20080919

Fun With Setting Up Hylafax, Part One

Okay, I admit it: I'm a Windows user. I've used Windows all my life. Sure, I've played around in Ubuntu here and there, and the Gnome desktop is great. Even KDE is nice and intuitive. Stick me at a Bash prompt, though, and "ls" is about all I know. That, and to avoid "vi" at all costs unless I want to reboot the machine, since I can't get out of vi or vim.

Well, that was Monday. Today is Friday, and I've spent the week learning my way around Bash a bit. I've spent considerable amounts of time getting used to emacs & nano, which are much more intuitive than vi or vim, and using ssh to connect directly to the machine's terminal window rather than using TightVNC or the VMWare Infrastructure Client to play around in Gnome, since it's faster to go straight to the terminal.

Why am I going through all of this? Well, besides the fact that I've been meaning to learn Linux for quite some time, I need a fax server. We already have GFI Faxmaker, but it's only for one line, and the server only has one PCI slot. We need more than that, and if I go above four, GFI costs extra; not something I can head towards, since I've been told to "make do with what I have" in terms of IT budget. That means open-source solutions are afoot.

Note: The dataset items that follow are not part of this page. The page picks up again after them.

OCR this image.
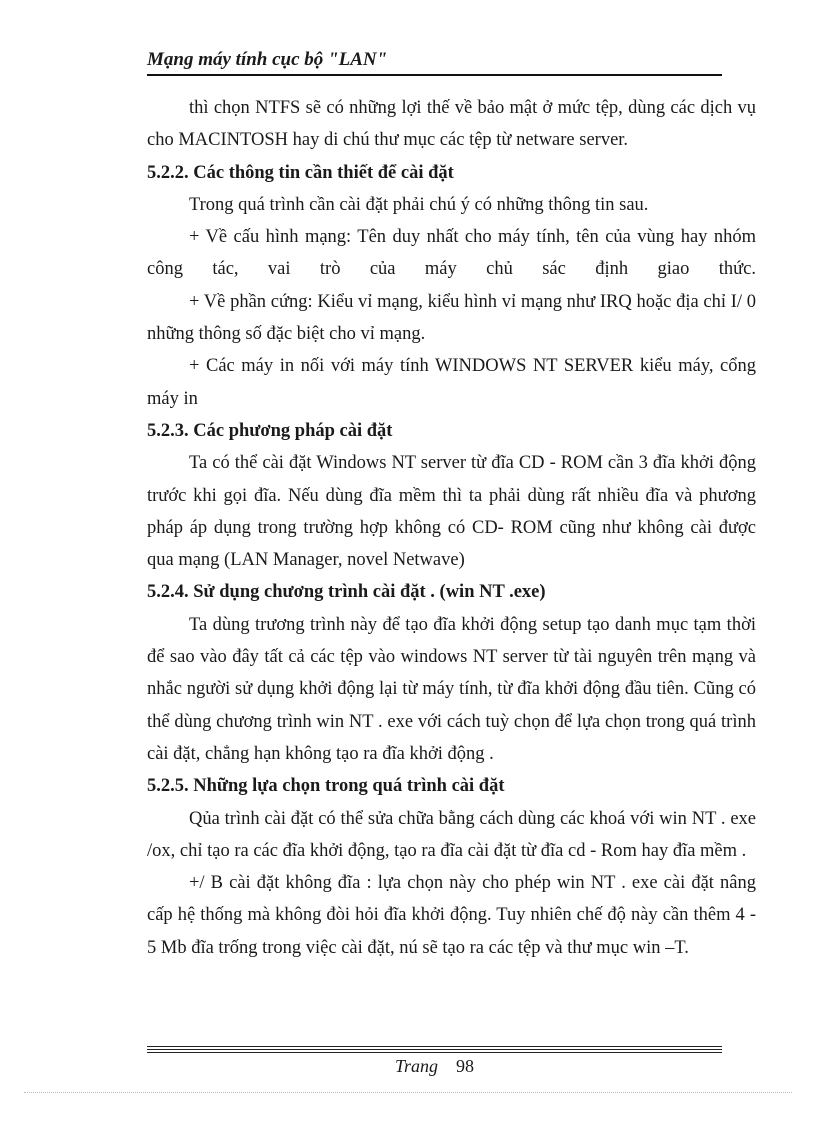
Mạng máy tính cục bộ "LAN"

thì chọn NTFS sẽ có những lợi thế về bảo mật ở mức tệp, dùng các dịch vụ cho MACINTOSH hay di chú thư mục các tệp từ netware server.

5.2.2. Các thông tin cần thiết để cài đặt

Trong quá trình cần cài đặt phải chú ý có những thông tin sau.

+ Về cấu hình mạng: Tên duy nhất cho máy tính, tên của vùng hay nhóm công tác, vai trò của máy chủ sác định giao thức.

+ Về phần cứng: Kiểu vỉ mạng, kiểu hình vỉ mạng như IRQ hoặc địa chỉ I/ 0 những thông số đặc biệt cho vỉ mạng.

+ Các máy in nối với máy tính WINDOWS NT SERVER kiểu máy, cổng máy in

5.2.3. Các phương pháp cài đặt

Ta có thể cài đặt Windows NT server từ đĩa CD - ROM cần 3 đĩa khởi động trước khi gọi đĩa. Nếu dùng đĩa mềm thì ta phải dùng rất nhiều đĩa và phương pháp áp dụng trong trường hợp không có CD- ROM cũng như không cài được qua mạng (LAN Manager, novel Netwave)

5.2.4. Sử dụng chương trình cài đặt . (win NT .exe)

Ta dùng trương trình này để tạo đĩa khởi động setup tạo danh mục tạm thời để sao vào đây tất cả các tệp vào windows NT server từ tài nguyên trên mạng và nhắc người sử dụng khởi động lại từ máy tính, từ đĩa khởi động đầu tiên. Cũng có thể dùng chương trình win NT . exe với cách tuỳ chọn để lựa chọn trong quá trình cài đặt, chẳng hạn không tạo ra đĩa khởi động .

5.2.5. Những lựa chọn trong quá trình cài đặt

Qủa trình cài đặt có thể sửa chữa bằng cách dùng các khoá với win NT . exe /ox, chỉ tạo ra các đĩa khởi động, tạo ra đĩa cài đặt từ đĩa cd - Rom hay đĩa mềm .

+/ B cài đặt không đĩa : lựa chọn này cho phép win NT . exe cài đặt nâng cấp hệ thống mà không đòi hỏi đĩa khởi động. Tuy nhiên chế độ này cần thêm 4 - 5 Mb đĩa trống trong việc cài đặt, nú sẽ tạo ra các tệp và thư mục win –T.

Trang 98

So I learned about Hylafax from a friend's son, who happens to be a Linux geek. You can learn more about Hylafax from www.hylafax.org. Needless to say, the installation and usage should've been relatively painless, but I inadvertently threw my own monkey wrench in there with one thing: The VMWare ESXi Hypervisor. For some reason, it simply refuses to recognize any local COM ports on the hypervisor machine, which I would then forward to the host machine.

I finally discovered this after using cu -hl ttyS0 caused the terminal to lock up again and again.

Now, I'm downloading the machine's virtual disk files locally from the hypervisor's datastore. I'll wipe the hypervisor box, install Windows XP, then load the VMWare Desktop hypervisor. Windows XP plays nicer with faxmodems, so we'll see if I can forward the COM ports that way.

Time will tell; I'll post an update with my results later. And yes, for those of you who have also read the documentation and set up your own Hylafax server, I DID name the virtual machine "Hylamonster." It'll be a cuter name when it's actually working.